However he purchased the stock from his partner and became the sole owner. In 1994, when Harvey retired, it was agreed that his wife, Barbara will own the business and after her, it would go to Bruce. However, Bruce will be running the business and getting its proceeds and in turn will look after Barbara’s medical expenses, pay for mortgage ($23,500) and pay her $500 every month.
Due to the recent issues raised by Barbara that Bruce had not been paying her properly, Bruce has come up with a contract. The contract indicates that he will make a down payment of $50,000 and then $500 thereafter for the remainder of Barbara’s life. Barbara and family are confused, whether this was a fair offer or not. In order to identify a fair offer, it is essential to understand the reasons behind Bruce pushing this contract to be signed at the earliest.
It is clear that the return on total assets has doubled in one year, indicating that the assets are effectively generating profits for the bar. The return on equity has also doubled, indicating that the payoff on equity is higher (Drury, 2005). This can be main reason behind Bruce wanting to own all of the Crowne Inn, as he will be the sole owner of the company and can claim the entire profits.

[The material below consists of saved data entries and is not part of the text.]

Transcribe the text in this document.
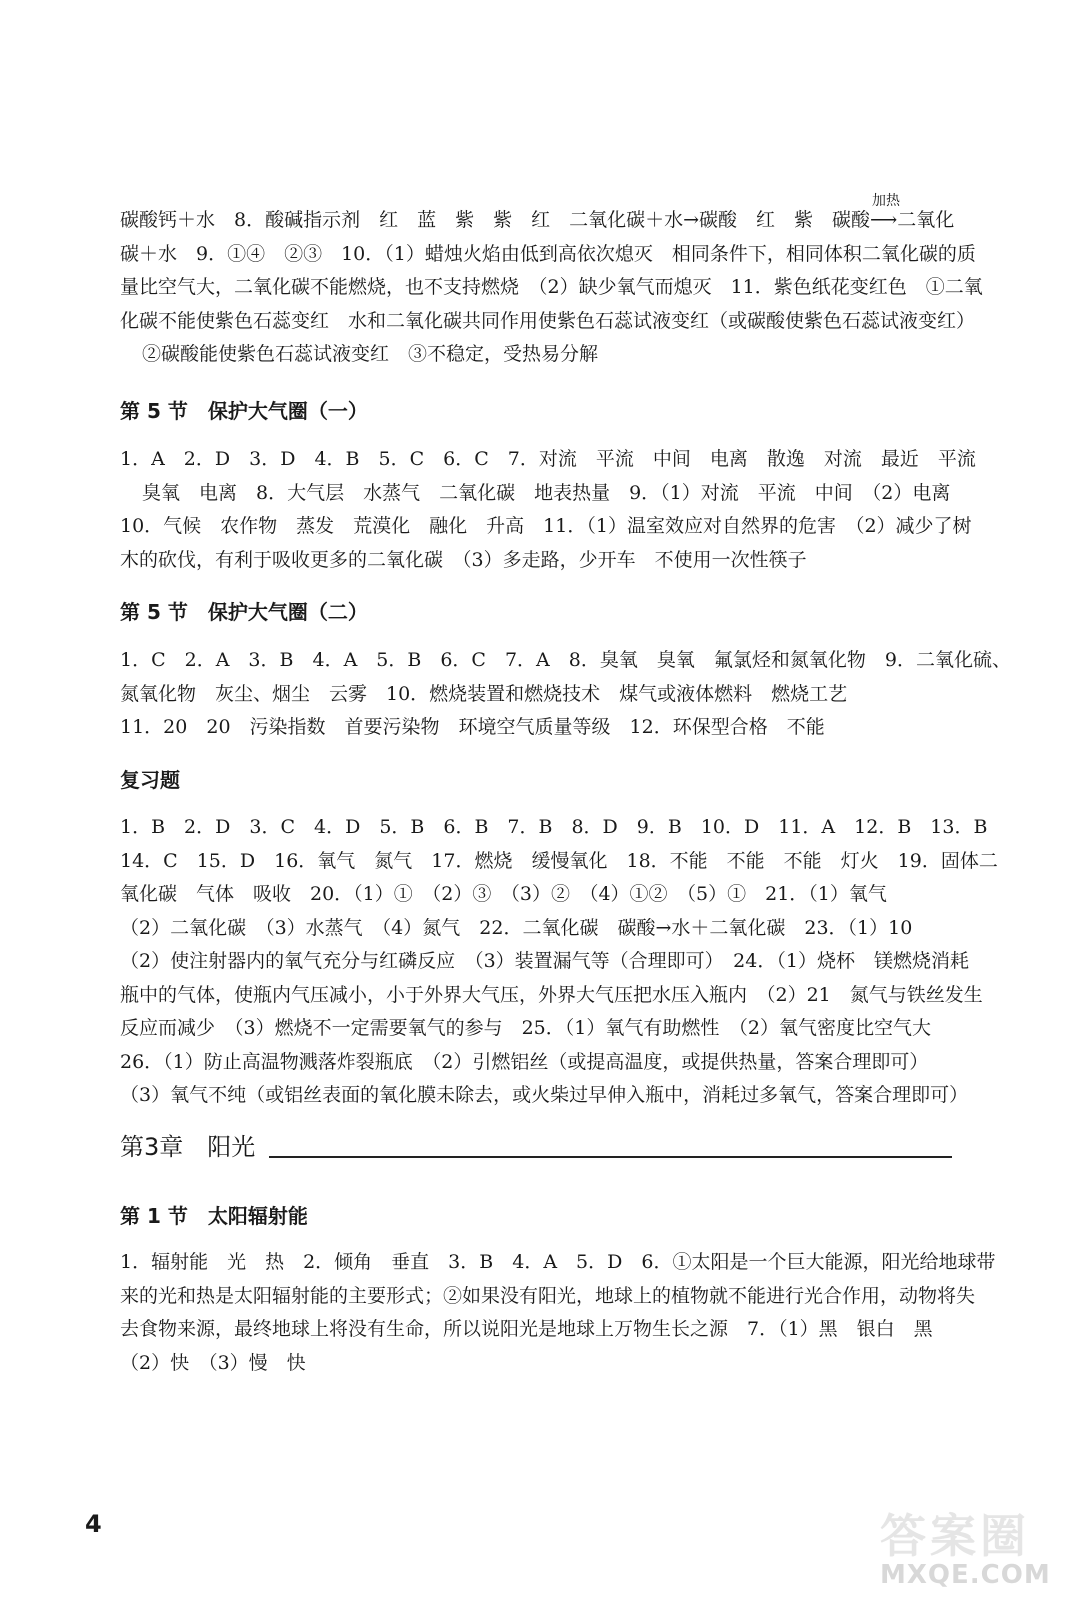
碳酸钙＋水　8．酸碱指示剂　红　蓝　紫　紫　红　二氧化碳＋水→碳酸　红　紫　碳酸
加热
⟶二氧化

碳＋水　9．①④　②③　10．（1）蜡烛火焰由低到高依次熄灭　相同条件下，相同体积二氧化碳的质

量比空气大，二氧化碳不能燃烧，也不支持燃烧　（2）缺少氧气而熄灭　11．紫色纸花变红色　①二氧

化碳不能使紫色石蕊变红　水和二氧化碳共同作用使紫色石蕊试液变红（或碳酸使紫色石蕊试液变红）

②碳酸能使紫色石蕊试液变红　③不稳定，受热易分解

第 5 节　保护大气圈（一）

1．A　2．D　3．D　4．B　5．C　6．C　7．对流　平流　中间　电离　散逸　对流　最近　平流

臭氧　电离　8．大气层　水蒸气　二氧化碳　地表热量　9．（1）对流　平流　中间　（2）电离

10．气候　农作物　蒸发　荒漠化　融化　升高　11．（1）温室效应对自然界的危害　（2）减少了树

木的砍伐，有利于吸收更多的二氧化碳　（3）多走路，少开车　不使用一次性筷子

第 5 节　保护大气圈（二）

1．C　2．A　3．B　4．A　5．B　6．C　7．A　8．臭氧　臭氧　氟氯烃和氮氧化物　9．二氧化硫、

氮氧化物　灰尘、烟尘　云雾　10．燃烧装置和燃烧技术　煤气或液体燃料　燃烧工艺

11．20　20　污染指数　首要污染物　环境空气质量等级　12．环保型合格　不能

复习题

1．B　2．D　3．C　4．D　5．B　6．B　7．B　8．D　9．B　10．D　11．A　12．B　13．B

14．C　15．D　16．氧气　氮气　17．燃烧　缓慢氧化　18．不能　不能　不能　灯火　19．固体二

氧化碳　气体　吸收　20．（1）①　（2）③　（3）②　（4）①②　（5）①　21．（1）氧气

（2）二氧化碳　（3）水蒸气　（4）氮气　22．二氧化碳　碳酸→水＋二氧化碳　23．（1）10

（2）使注射器内的氧气充分与红磷反应　（3）装置漏气等（合理即可）　24．（1）烧杯　镁燃烧消耗

瓶中的气体，使瓶内气压减小，小于外界大气压，外界大气压把水压入瓶内　（2）21　氮气与铁丝发生

反应而减少　（3）燃烧不一定需要氧气的参与　25．（1）氧气有助燃性　（2）氧气密度比空气大

26．（1）防止高温物溅落炸裂瓶底　（2）引燃铝丝（或提高温度，或提供热量，答案合理即可）

（3）氧气不纯（或铝丝表面的氧化膜未除去，或火柴过早伸入瓶中，消耗过多氧气，答案合理即可）

第3章　阳光
第 1 节　太阳辐射能

1．辐射能　光　热　2．倾角　垂直　3．B　4．A　5．D　6．①太阳是一个巨大能源，阳光给地球带

来的光和热是太阳辐射能的主要形式；②如果没有阳光，地球上的植物就不能进行光合作用，动物将失

去食物来源，最终地球上将没有生命，所以说阳光是地球上万物生长之源　7．（1）黑　银白　黑

（2）快　（3）慢　快

4	答案圈
MXQE.COM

It is evident from the above ratios that the Crowne Inn has actively reduced the debt level over the past few years and the debts contribute to lesser than 50% of the assets. The total equity in the company has also risen in the last three years. Based on these ratios, the total debt can be cleared within a period of another 3 years and the whole company will be owned by the equity shareholders. Hence Bruce is very particular about buying the whole company, as he and Sharon only will have the claim to the business’ proceeds (Pendlebury and Groves, 2003).
Barbara gives importance to her relationship with her son. however she is also particular about the oral agreement that Bruce has to take care of her.